La Chine reste très majoritairement un pays de buveurs de thé. Cependant, le café est de plus en plus vu comme un signe de prestige et d'appartenance à une classe urbaine sophistiquée, notamment chez les jeunes. Il n'est pas étonnant donc de voir que ces nouvelles chaînes de thé ont toutes en commun une volonté de « déringardiser » leur produit. Dans ces « maisons de thé » dernier cri et résolument modernes, la plante n'est plus vue comme une boisson ennuyante ou dépassée, mais plutôt comme un cocktail jeune, délicieux, urbain et avant-gardiste.

 

Le marketing viral et les réseaux sociaux ont d'ailleurs joué un rôle crucial dans l'émergence de ces nouveaux produits.
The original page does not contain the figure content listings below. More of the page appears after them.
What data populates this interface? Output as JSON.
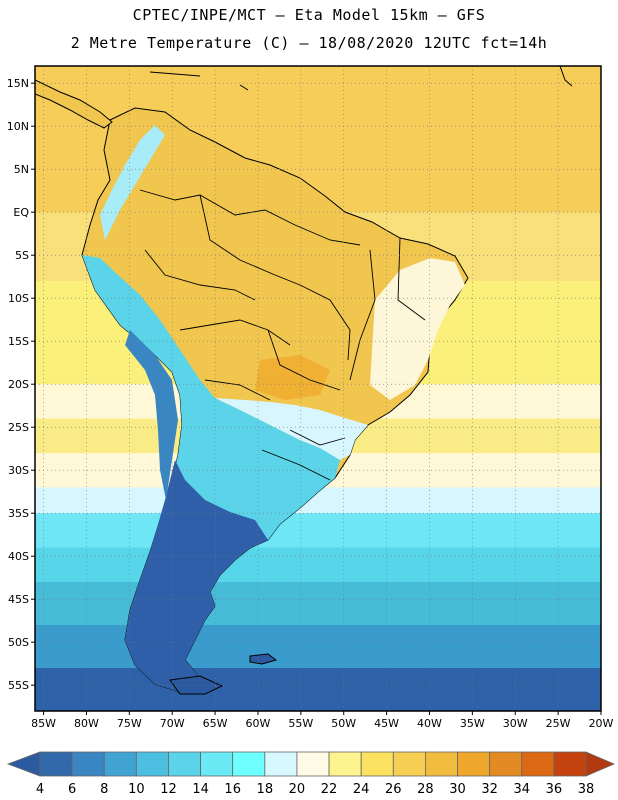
{
  "header": {
    "line1": "CPTEC/INPE/MCT –  Eta Model 15km – GFS",
    "line2": "2 Metre Temperature (C) – 18/08/2020 12UTC fct=14h"
  },
  "map": {
    "lon_range": [
      -86,
      -20
    ],
    "lat_range": [
      17,
      -58
    ],
    "lat_labels": [
      "15N",
      "10N",
      "5N",
      "EQ",
      "5S",
      "10S",
      "15S",
      "20S",
      "25S",
      "30S",
      "35S",
      "40S",
      "45S",
      "50S",
      "55S"
    ],
    "lon_labels": [
      "85W",
      "80W",
      "75W",
      "70W",
      "65W",
      "60W",
      "55W",
      "50W",
      "45W",
      "40W",
      "35W",
      "30W",
      "25W",
      "20W"
    ],
    "ocean_bands": [
      {
        "from_lat": 17,
        "to_lat": 0,
        "color": "#f5cd58"
      },
      {
        "from_lat": 0,
        "to_lat": -8,
        "color": "#f9e07a"
      },
      {
        "from_lat": -8,
        "to_lat": -20,
        "color": "#faf07a"
      },
      {
        "from_lat": -20,
        "to_lat": -24,
        "color": "#fff8d6"
      },
      {
        "from_lat": -24,
        "to_lat": -28,
        "color": "#f9ec86"
      },
      {
        "from_lat": -28,
        "to_lat": -32,
        "color": "#fff8d6"
      },
      {
        "from_lat": -32,
        "to_lat": -35,
        "color": "#d8f6fd"
      },
      {
        "from_lat": -35,
        "to_lat": -39,
        "color": "#6fe6f5"
      },
      {
        "from_lat": -39,
        "to_lat": -43,
        "color": "#57d6ea"
      },
      {
        "from_lat": -43,
        "to_lat": -48,
        "color": "#46bcd9"
      },
      {
        "from_lat": -48,
        "to_lat": -53,
        "color": "#3a9ccd"
      },
      {
        "from_lat": -53,
        "to_lat": -58,
        "color": "#2d62a8"
      }
    ]
  },
  "colorbar": {
    "labels": [
      "4",
      "6",
      "8",
      "10",
      "12",
      "14",
      "16",
      "18",
      "20",
      "22",
      "24",
      "26",
      "28",
      "30",
      "32",
      "34",
      "36",
      "38"
    ],
    "colors": [
      "#2c5aa0",
      "#3068aa",
      "#3a86c2",
      "#41a3d4",
      "#4dbfe0",
      "#5bd3e8",
      "#6be9f4",
      "#6effff",
      "#d8f8ff",
      "#fffbe6",
      "#fdf38f",
      "#fbe260",
      "#f6cf54",
      "#f1bd3e",
      "#eea72a",
      "#e38a22",
      "#db6914",
      "#c4420d",
      "#b33a10"
    ]
  }
}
Une fois l'objet de leur convoitise en main, les jeunes clients de Heytea et de Yi Dian Dian se hâtent d'ailleurs de publiciser leurs achats en diffusant un nombre impressionnant d'égo-portraits sur leurs réseaux sociaux.

 

« Le thé aux bulles s'est répandu comme une traînée de poudre en Chine grâce à un modèle de franchise caractérisé par des coûts peu élevés, des recettes faciles à reproduire et une population qui préfère le thé au café », pouvait-on lire dans un rapport de la société de conseils américaine Orbis Research sur l'industrie du thé en Chine.

 

 Innover dans la tradition

 

De fait, le thé au fromage si prisé n'est que le dernier d'une série de produits de thé qui ont déferlé sur la Chine au cours des dix dernières années. On peut faire remonter cet engouement pour le thé à Taiwan, où est né le « thé aux bulles » dans les années 1990.

 

Servi dans un grand verre au fond duquel on trouve des grosses perles de tapioca moelleuses, ce thé crémeux et sucré est bu à l'aide d'une large paille. La recette de base a subi nombre d'innovations au cours des années, en ajoutant des fruits, du pudding de crème anglaise, des boulettes de patates douces, etc., prouvant une fois de plus que tous les goûts sont dans la nature. Ayant pris d'assaut la Chine, et rapidement le reste du monde, le thé aux bulles a ouvert la porte à la vague actuelle de nouveaux produits.

 

« Les jeunes veulent volontiers essayer de nouvelles choses, ils préfèrent des boissons froides et la fraîcheur, nous avons donc tenté de satisfaire à leurs demandes, explique Nie Yunchen, qui a créé Heytea en 2012 dans la province du Guangdong. Nous voulons offrir des expériences qui émerveilleront nos consommateurs. » Si l'on en juge par les queues interminables qui se forment dès le matin devant les franchises de Heytea, il a en effet misé dans le mille.

 

 

*FRANÇOIS DUBE est un journaliste canadien basé à Beijing.